As a rule competition is avoided in creativity, it is potentially disruptive and can cause conflict. However, a small amount of pressure can benefit creativity. For the game to be useful a light-hearted frame of mind is essential, with no significant losers.
- Make up two groups, say A and B, with 2 – 8 individuals in each. The administrator should displays and reads out a problem statement. This is followed by the basic round, which consists of steps 2 – 4.
- Group A proposes and idea distant to the problem (which the administrator records on a flipchart).
- Group B spends 2 minutes developing a realistic solution founded on this remote idea (the administrator records the solution on the flip-chart).
- If Group B’s solution is plausible they gain a point in this round, if not the Group A obtains the point. (This appraisal must be kept light-hearted to avoid creating an atmosphere that is too competitive).
- Although the groups could alternate roles after every round (steps 2-4), it would be quicker if they swapped every say, 5 rounds, this way Group A can contemplate their next remote idea whilst B are solving their previous one.
- After a predefined period of time has lapsed (say 30 minutes), or a pre-agreed number of rounds, the game concludes and whichever Group has the most points wins.
- Afterwards the ideas evaluated and appraised as required.

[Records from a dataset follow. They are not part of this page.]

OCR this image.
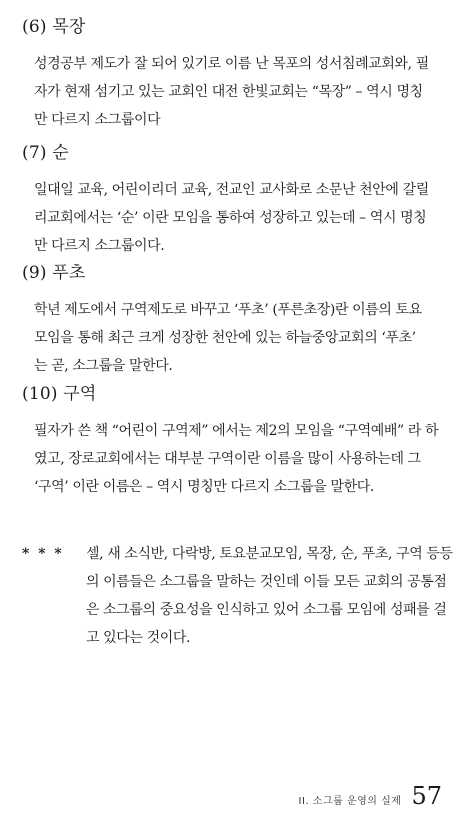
(6) 목장

성경공부 제도가 잘 되어 있기로 이름 난 목포의 성서침례교회와, 필
자가 현재 섬기고 있는 교회인 대전 한빛교회는 “목장” – 역시 명칭
만 다르지 소그룹이다

(7) 순

일대일 교육, 어린이리더 교육, 전교인 교사화로 소문난 천안에 갈릴
리교회에서는 ‘순’ 이란 모임을 통하여 성장하고 있는데 – 역시 명칭
만 다르지 소그룹이다.

(9) 푸초

학년 제도에서 구역제도로 바꾸고 ‘푸초’ (푸른초장)란 이름의 토요
모임을 통해 최근 크게 성장한 천안에 있는 하늘중앙교회의 ‘푸초’
는 곧, 소그룹을 말한다.

(10) 구역

필자가 쓴 책 “어린이 구역제” 에서는 제2의 모임을 “구역예배” 라 하
였고, 장로교회에서는 대부분 구역이란 이름을 많이 사용하는데 그
‘구역’ 이란 이름은 – 역시 명칭만 다르지 소그룹을 말한다.

* * *	셀, 새 소식반, 다락방, 토요분교모임, 목장, 순, 푸초, 구역 등등
의 이름들은 소그룹을 말하는 것인데 이들 모든 교회의 공통점
은 소그룹의 중요성을 인식하고 있어 소그룹 모임에 성패를 걸
고 있다는 것이다.
II. 소그룹 운영의 실제 57
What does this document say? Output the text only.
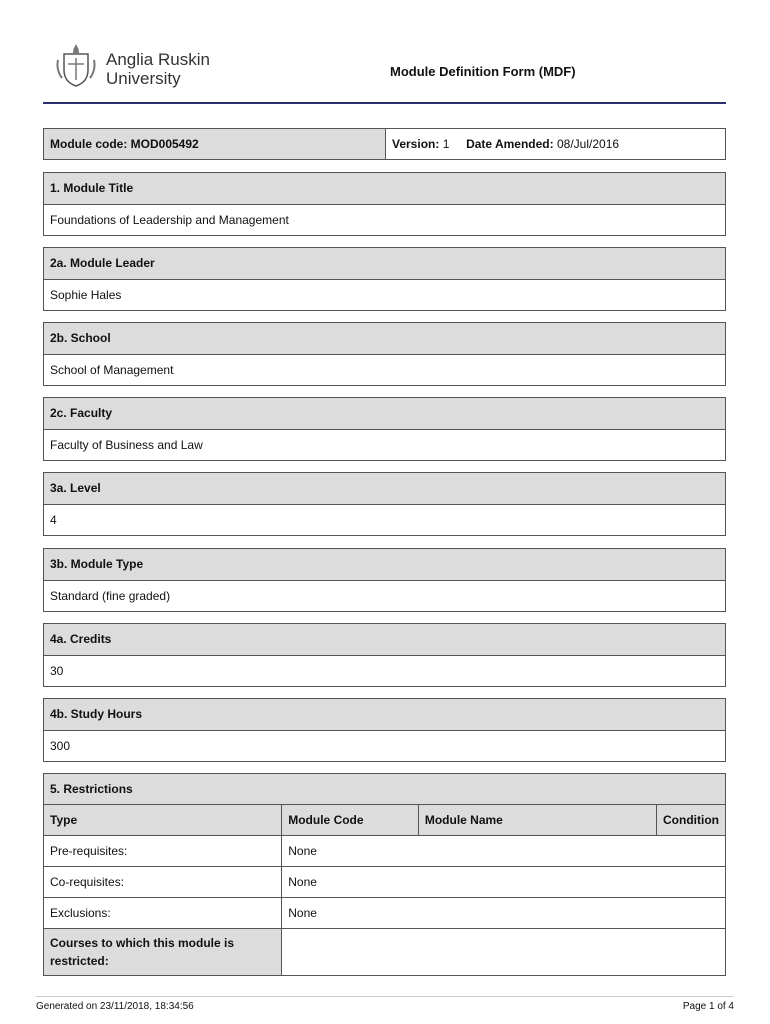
Anglia Ruskin
University	Module Definition Form (MDF)
Module code: MOD005492	Version: 1 Date Amended: 08/Jul/2016
1. Module Title
Foundations of Leadership and Management
2a. Module Leader
Sophie Hales
2b. School
School of Management
2c. Faculty
Faculty of Business and Law
3a. Level
4
3b. Module Type
Standard (fine graded)
4a. Credits
30
4b. Study Hours
300
5. Restrictions			
Type	Module Code	Module Name	Condition
Pre-requisites:	None		
Co-requisites:	None		
Exclusions:	None		
Courses to which this module is restricted:			
Generated on 23/11/2018, 18:34:56	Page 1 of 4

- With a well-practiced group, the solution-generating step offers an opening to practice skilful speedy, off-the cuff use of creativity techniques.
This games technique could provide a light-hearted warm-up or end-of-day closer when used in ‘real’ non-training settings. Difficulty with acceptability of the ‘game’ ethos, dilemma’s with the identity of individuals within groups and competition within teams limit its use for ‘real’ idea-generation.